The “Faster CPython” team were let go from Microsoft because they could only produce a 1.5x speedup in four years instead of the planned 5x.
It’s wildly optimistic to now expect a 10x speedup in two years, with fewer resources.
The “Faster CPython” team were let go from Microsoft because they could only produce a 1.5x speedup in four years instead of the planned 5x.
It’s wildly optimistic to now expect a 10x speedup in two years, with fewer resources.
Them being let go "because they didn't meet 5x" is hearsay. The only source for that is in social-media commentary and opinion pieces. Microsoft described the layoffs as "organizational adjustments".
That sounds awfully like a scene by scene replay of Google's Unladen Swallow experience.
https://peps.python.org/pep-3146/#rationale-implementation
At least Microsoft hired a bunch of experienced Python core developers for their effort. IIRC Unladen Swallow was just a couple of interns.
Wow, know you make me curious about the business processes at Microsoft. Did they see that they would earn more money if the interpreter had a 5x speedup, that they wouldn’t see with 1.5x? Or was it trust broken?
Instead of generating more revenue, it would drive down costs.
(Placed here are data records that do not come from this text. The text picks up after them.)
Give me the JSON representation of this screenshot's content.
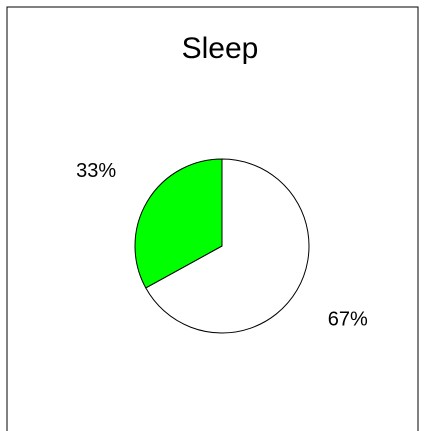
{
  "chart_data": {
    "type": "pie",
    "title": "Sleep",
    "values": [
      67,
      33
    ],
    "value_labels": [
      "67%",
      "33%"
    ],
    "colors": [
      "#ffffff",
      "#00ff00"
    ],
    "start_angle": 90,
    "direction": "clockwise"
  }
}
You will need less computers to do the same amount of work if the work can be done faster.
Lower costs could open new markets, as it would allow you to charge less and still make a profit.
Have you checked out what PyPy is already capable of?
Depends if they are the right resources.
Depends if it’s possible.
Python is slow due to design decisions in the language. For example operator dispatch is slow without some kind of static analysis. But this is hindered by how dynamic the language is.
It's hard to make Python run fast when it pervasively uses duck typing. It makes types only resolvable at runtime. JIT is the only thing that can work here at the moment, but I think that needs to make very similar assumptions to a branch predictor, plus it needs to identify lexical regions (is that what they're called?). People here have criticised PyPy, but I've forgotten why.